What legitimate uses do browser proxies have?
One of the early uses of HTTP proxies was caching proxies in order to make better use of the expensive bandwidth and to speed up surfing by caching heavily used content near the user. I remember a time when ISPs employed explicit mandatory proxies for the users. This was at a time when most content on the internet was static and not user-specific and thus caching was very effective. But even many years later transparent proxies (i.e. no explicit configuration needed) were still used in mobile networks.
Another major and early use case is proxies in companies. These are used to restrict access and also still used for caching content. While many perimeter firewalls employ transparent proxies where no configuration is needed, classic secure web gateways usually have at least the ability to require explicit (non-transparent) proxy access. Usually not all traffic is send through the proxy, i.e. internal traffic is usually excluded with some explicit configuration or using a PAC file which defines the proxy depending on the target URL. A commonly used proxy in this area is the free Squid proxy which provides extensive ACL's, distributed caching, authentication, content inspection, SSL interception etc.
Using an explicit proxy for filtering has the advantage that in-band authentication against the proxy can be required, i.e. identifying the user by username instead of source IP address. Another advantage is that the connection from the client ends at the proxy, and the proxy then only forwards the request to the server given in the HTTP proxy request if the ACL check is fine and maybe after rewriting parts of the request (like making sure that the Host
header actually matches the target host). Contrary to this in inline-IDS/IPS (which is the basic technology in many NGFW) the connection setup from the client is already forwarded to the final server and ACL checks are done based on the Host
header, which might or might not match the IP address the client is connecting to. This is actually used by some malware C2 communication to bypass blocking or detection by claiming a whitelisted host in the Host
header but having actually a different target as IP address.
Some examples as follows:
- To enable a firewall rule like 'proxy server to any destination on 80, 443' instead of from 'any internal to any external'
- To monitor all websites visited through logs
- To control, limit, filter websites visited through enforcing rules - these could be lists of approved sites, blacklisted sites, content categories etc
- To enforce user authentication to use the internet - e.g. limiting to domain users, certificate holders
- You could have separate egress points for different contexts if you're on VPN, in local office, on workstation, on a server
For the "original" reason, think back to 1993, when Netscape 0.9 was released. It had a "Mail and Proxies" Options dialog (per a copy of the manual). At that time, most Internet links were 56-kbit or fractional T1 lines between university campuses and government. There were several ways an HTTP proxy could help or even be required:
- The web-browser might be on a TCP/IP LAN with no (IP-level) routing to the Internet, but with a host dual-homed on that LAN and the Internet. The dual-homed host could run an HTTP proxy service and a DNS proxy service, allowing clients on the LAN to access the Web. (Note that the RFCs describing the standard private-address ranges and NAT, RFC 1597 and RFC 1631, were not published until March and May of 1994.)

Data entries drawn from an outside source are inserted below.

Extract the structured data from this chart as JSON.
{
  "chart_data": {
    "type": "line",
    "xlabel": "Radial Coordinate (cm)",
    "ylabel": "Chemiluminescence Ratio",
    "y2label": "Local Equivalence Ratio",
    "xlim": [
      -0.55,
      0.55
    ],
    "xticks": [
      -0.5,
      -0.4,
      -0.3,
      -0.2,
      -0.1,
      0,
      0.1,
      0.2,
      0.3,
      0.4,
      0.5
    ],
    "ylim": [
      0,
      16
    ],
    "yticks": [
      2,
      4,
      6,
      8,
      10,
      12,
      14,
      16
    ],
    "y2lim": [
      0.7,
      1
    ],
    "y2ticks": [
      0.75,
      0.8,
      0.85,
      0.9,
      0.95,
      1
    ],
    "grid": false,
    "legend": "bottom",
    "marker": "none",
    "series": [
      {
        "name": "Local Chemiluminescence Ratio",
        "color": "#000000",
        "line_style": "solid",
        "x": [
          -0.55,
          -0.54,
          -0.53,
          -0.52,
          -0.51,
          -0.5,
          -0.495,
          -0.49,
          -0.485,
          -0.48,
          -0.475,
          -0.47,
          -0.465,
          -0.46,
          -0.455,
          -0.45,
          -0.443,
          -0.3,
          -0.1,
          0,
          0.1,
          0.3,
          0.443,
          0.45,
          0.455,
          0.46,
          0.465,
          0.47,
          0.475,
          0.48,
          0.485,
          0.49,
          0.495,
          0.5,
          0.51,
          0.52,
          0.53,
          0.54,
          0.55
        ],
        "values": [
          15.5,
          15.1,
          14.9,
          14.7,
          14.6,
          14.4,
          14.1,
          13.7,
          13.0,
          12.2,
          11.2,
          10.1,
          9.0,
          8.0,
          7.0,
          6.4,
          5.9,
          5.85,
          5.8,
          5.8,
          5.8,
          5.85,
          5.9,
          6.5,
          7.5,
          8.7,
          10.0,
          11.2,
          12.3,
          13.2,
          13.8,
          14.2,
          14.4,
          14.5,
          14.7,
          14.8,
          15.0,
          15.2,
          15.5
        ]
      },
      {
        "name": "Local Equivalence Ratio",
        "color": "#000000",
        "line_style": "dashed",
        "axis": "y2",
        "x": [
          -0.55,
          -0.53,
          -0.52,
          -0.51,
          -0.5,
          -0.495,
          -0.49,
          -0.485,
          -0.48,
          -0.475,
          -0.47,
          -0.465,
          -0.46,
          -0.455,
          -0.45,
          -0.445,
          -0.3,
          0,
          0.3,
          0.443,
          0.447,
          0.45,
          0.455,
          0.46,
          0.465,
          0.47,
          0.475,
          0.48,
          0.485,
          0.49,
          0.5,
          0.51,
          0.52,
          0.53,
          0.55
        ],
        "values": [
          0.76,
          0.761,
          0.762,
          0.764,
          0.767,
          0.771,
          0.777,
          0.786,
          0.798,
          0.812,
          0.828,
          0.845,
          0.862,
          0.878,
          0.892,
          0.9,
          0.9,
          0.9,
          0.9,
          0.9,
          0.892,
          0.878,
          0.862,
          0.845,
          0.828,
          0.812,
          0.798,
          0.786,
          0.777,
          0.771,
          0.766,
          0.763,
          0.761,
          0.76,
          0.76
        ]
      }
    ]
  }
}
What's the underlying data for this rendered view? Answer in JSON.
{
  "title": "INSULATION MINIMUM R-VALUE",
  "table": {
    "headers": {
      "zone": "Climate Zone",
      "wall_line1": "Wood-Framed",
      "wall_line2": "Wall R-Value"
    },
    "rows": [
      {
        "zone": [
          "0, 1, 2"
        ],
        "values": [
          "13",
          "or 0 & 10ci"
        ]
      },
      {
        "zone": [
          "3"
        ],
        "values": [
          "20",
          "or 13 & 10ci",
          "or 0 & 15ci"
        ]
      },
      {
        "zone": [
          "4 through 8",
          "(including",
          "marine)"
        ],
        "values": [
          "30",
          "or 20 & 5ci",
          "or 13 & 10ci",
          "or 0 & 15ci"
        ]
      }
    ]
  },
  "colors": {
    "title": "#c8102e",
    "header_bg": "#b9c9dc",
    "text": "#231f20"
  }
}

- Even if the LAN had routable addresses, or even after NAT was deployed, the off-site bandwidth was probably a lot less than the local bandwidth between clients and a potential proxy location. As long as the clients were browsing a significant amount of the same, static or slowly-changing, content, the proxy made things better for the clients (by returning cached content quickly) as well as the network operator (by freeing up bandwidth for other network functions, or reducing charges for data usage when billing was per-packet or per-byte).
- If enough end users were behind proxies, it took the edge off what would 10 years later be called the "Slashdot effect": origin servers for worldwide-popular content would only have to serve it to each proxy, not to each end user.
Of course, sending all HTTP traffic through a designated process also makes that process a good control-point for applying security policy: filtering by keywords in the (decoded) request or response body; only allowing access to users who authenticate to the proxy; logging.
Yes, there are organizations that "push" a proxy policy to end-user devices they control, and enforce it by a restrictive policy at the border routers.
Also note that even if you think you're browsing on a "clean" network, your traffic may be going through a proxy; see for example the Transparent Proxy with Linux and Squid mini-HOWTO.
But it's true that an explicitly-configured proxy may give little advantage or even make browsing a lot worse on today's Internet. When popular websites use CDNs, and most content is dynamic, and even content that seems like it could be cached (like Google Maps tiles and Youtube video data) is varied based on browser version, OS, screen size, or even a random cookie meant to make it uncacheable, caching saves little bandwidth for a cache near the end-user (although origin servers often have caches in front of them). For the uncacheable content, another cache adds RTT to every request, making browsing slower.